TEMPO.CO, Jakarta - Badan Pengawas Pemilu atau Bawaslu DKI Jakarta menemukan indikasi pelanggaran iklan Partai Solidaritas Indonesia (PSI) dalam pemasangan iklan yang dimuat di surat kabar Jawa Pos pada 23 April 2018. Ketua Divisi Hukum dan Penanganan Pelanggaran Bawaslu DKI Jakarta Puadi mengatakan pelanggaran berkaitan dengan dugaan kampanye di luar jadwal.
Puadi berpendapat PSI terindikasi melanggar aturan kampanye karena menampilkan logo dan nomor urut partai sebagai citra diri peserta pemilu. "Kami menganggap ada dugaan indikasi pidana. Makanya sedang kami telusuri," katanya di kantor Bawaslu DKI Jakarta, Rabu, 2 Mei 2018.

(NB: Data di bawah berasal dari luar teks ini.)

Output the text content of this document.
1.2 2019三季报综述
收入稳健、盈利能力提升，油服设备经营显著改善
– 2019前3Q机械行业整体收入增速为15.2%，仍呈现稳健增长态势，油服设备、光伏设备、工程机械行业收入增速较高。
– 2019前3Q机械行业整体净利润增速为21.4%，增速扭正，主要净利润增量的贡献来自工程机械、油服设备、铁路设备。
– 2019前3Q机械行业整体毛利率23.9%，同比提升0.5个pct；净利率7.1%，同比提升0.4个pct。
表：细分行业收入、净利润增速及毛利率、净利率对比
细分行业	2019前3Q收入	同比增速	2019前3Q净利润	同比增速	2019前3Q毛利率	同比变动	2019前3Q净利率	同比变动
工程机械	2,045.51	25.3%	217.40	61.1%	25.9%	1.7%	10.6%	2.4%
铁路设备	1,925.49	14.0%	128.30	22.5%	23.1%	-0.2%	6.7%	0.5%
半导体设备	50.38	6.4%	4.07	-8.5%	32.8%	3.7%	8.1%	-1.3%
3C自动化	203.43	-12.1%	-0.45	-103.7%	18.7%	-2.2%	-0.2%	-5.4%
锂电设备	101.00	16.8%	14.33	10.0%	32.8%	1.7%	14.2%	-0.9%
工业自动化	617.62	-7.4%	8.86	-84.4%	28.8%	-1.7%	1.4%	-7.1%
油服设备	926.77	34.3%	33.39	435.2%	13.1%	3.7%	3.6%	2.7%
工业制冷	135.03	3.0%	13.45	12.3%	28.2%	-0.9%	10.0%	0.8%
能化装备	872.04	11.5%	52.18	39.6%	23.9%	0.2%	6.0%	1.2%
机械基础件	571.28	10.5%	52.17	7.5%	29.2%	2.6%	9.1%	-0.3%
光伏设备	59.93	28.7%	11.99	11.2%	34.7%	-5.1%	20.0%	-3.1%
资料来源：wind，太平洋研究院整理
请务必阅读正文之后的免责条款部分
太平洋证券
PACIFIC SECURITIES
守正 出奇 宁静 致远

Baca: Dugaan Curi Start Kampanye, Bawaslu Akan Panggil Ulang PSI
Selain itu, Puadi menyebutkan iklan PSI menampilkan alternatif calon wakil presiden dan kabinet menteri bagi Presiden Joko Widodo atau Jokowi untuk pemilu 2019. Menurut dia, iklan itu tidak akan dianggap melanggar jika hanya menampilkan foto presiden, alternatif calon wakil presiden, dan menteri menurut polling PSI.
Adapun Wakil Sekretaris Jenderal PSI Satia Chandra mengatakan akan menjalani semua proses di Bawaslu terkait dengan dugaan pelanggaran partainya. "Kami akan ikuti," ujarnya.
Satia berkukuh iklan tersebut dibuat bukan untuk kampanye partainya. Iklan itu, kata da, dibuat untuk menyodorkan nama alternatif cawapres dan menteri di kabinet Presiden Jokowi pada periode mendatang. "Kami ingin libatkan publik. Sebab, segala sesuatu harus melibatkan publik," ucapnya.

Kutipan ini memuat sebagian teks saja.